Long-term sustainability

Charlie Grubb, Robert Half’s UK managing director of executive recruitment, says the figures represent an “inflection point”.

He points to a number of explanations for the changing nature of CEO tenure. Opinion on boards is swinging in favour of hopefuls with a long track record at their companies. An improved focus on succession planning reinforces the idea that internal candidates are what the board is looking for.

“In times of changes, continuity and consistency can be vital, and it is importance for companies, stakeholders and shareholders to give CEOs the freedom to take a longer-term view of company strategy and results without fearing for their jobs”

—Charlie Grubb, Robert Half

Grubb says: “While workplaces are undoubtedly going through a period of substantial change and demanding new skill sets, it is encouraging that this isn’t resulting in knee-jerk changes of leadership.

“In times of changes, continuity and consistency can be vital, and it is importance for companies, stakeholders and shareholders to give CEOs the freedom to take a longer-term view of company strategy and results without fearing for their jobs.”

That echoes others recent trends where governance authorities have asked companies to think much more about long-term sustainability of their companies. The UK governance code now says explicitly: “A successful company is led by an effective and entrepreneurial board whose role is to promote the long-term sustainable success of the company, generating value for shareholders and contributing to wider society.” While a high rate of CEO turnover is not necessarily incompatible with “long-term’ success, it would certainly make it harder.

Investors, too, agree that boards should be focused on long-term thinking. When Larry Fink, chief executive of BlackRock, the world’s largest asset manager, wrote to CEOs at the beginning of this year he said his firm’s engagement with boards would be all about understanding “strategy for achieving long-term growth”.

UK/US divide

That said, some see the CEO recruitment market differently. One reason CEOs may be around longer is that the recruitment process is simply much more rigorous, according to Sabine Dembkowski, managing partner with executive development specialists Better Boards. “Its far more complex to jump from a long list to a short list and be selected,” she says.

But then there is the problem of politics, in the UK and abroad. Dembkowski adds: “Because there is such risk around Brexit and other geopolitical concerns, the last thing organisations want to do is add another risk such as change the CEO.”

Intriguingly, the changing times cited by Grubb seem to have prompted the opposite reaction elsewhere. A US recruiter, Challenger, Gary & Christmas, reported CEO turnover there was up 22% in the first quarter of 2019 compared with the first three months of the previous year.

“There is such risk around Brexit and other geopolitical concerns, the last thing organisations want to do is add another risk such as change the CEO”

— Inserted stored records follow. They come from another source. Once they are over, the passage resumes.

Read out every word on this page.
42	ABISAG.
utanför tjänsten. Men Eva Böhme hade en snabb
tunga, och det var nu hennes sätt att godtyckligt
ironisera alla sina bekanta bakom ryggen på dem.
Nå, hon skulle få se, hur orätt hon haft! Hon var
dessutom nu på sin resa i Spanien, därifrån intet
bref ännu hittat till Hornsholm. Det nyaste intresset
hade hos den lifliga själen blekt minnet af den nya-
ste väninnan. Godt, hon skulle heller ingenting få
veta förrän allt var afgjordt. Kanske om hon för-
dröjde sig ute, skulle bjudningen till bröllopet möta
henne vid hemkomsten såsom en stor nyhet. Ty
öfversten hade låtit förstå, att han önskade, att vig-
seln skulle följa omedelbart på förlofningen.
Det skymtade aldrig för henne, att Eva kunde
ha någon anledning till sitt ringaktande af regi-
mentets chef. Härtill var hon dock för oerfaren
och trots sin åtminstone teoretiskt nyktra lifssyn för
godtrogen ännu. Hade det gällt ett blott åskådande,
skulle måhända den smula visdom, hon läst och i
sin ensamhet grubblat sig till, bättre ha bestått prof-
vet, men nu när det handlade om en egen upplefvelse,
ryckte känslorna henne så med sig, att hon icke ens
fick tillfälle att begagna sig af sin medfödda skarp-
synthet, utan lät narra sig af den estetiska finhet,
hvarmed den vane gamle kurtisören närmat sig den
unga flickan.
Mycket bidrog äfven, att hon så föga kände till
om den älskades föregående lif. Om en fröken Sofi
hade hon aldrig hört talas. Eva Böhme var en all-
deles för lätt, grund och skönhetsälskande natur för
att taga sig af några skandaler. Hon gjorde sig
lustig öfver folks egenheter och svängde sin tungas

—Sabine Dembkowski, Better Boards

With concerns that the US might hit the economic doldrums there was some speculation that the CEO merry go-round was a response to prepare for hard times. Changing consumer behaviour and new tech disrupting old industries were also cited as reasons for bringing in new leaders.

Strategy&, a consultancy, reported that for 2018 as a whole, US CEO turnover reached a record high of 17.5%. However, their report found that more CEOs than ever had been dismissed for ethical lapses reflecting more aggressive intervention from regulators and growing public pressure for accountability prompted by the #MeToo movement. This has produced a growing sensitivity in boardrooms toward misconduct. The increased presence of activist investors could also be a factor.

Elsewhere, academic research has suggested that CEO turnover is related to the time left on a contract: turnover rises the closer CEOs are to the end of contracts, especially if there are sensitive about performance.

Robert Half’s figures identify an interesting development, though it is difficult to know whether this is blip or part of a trend. Either way, boards would do well to keep a close watch.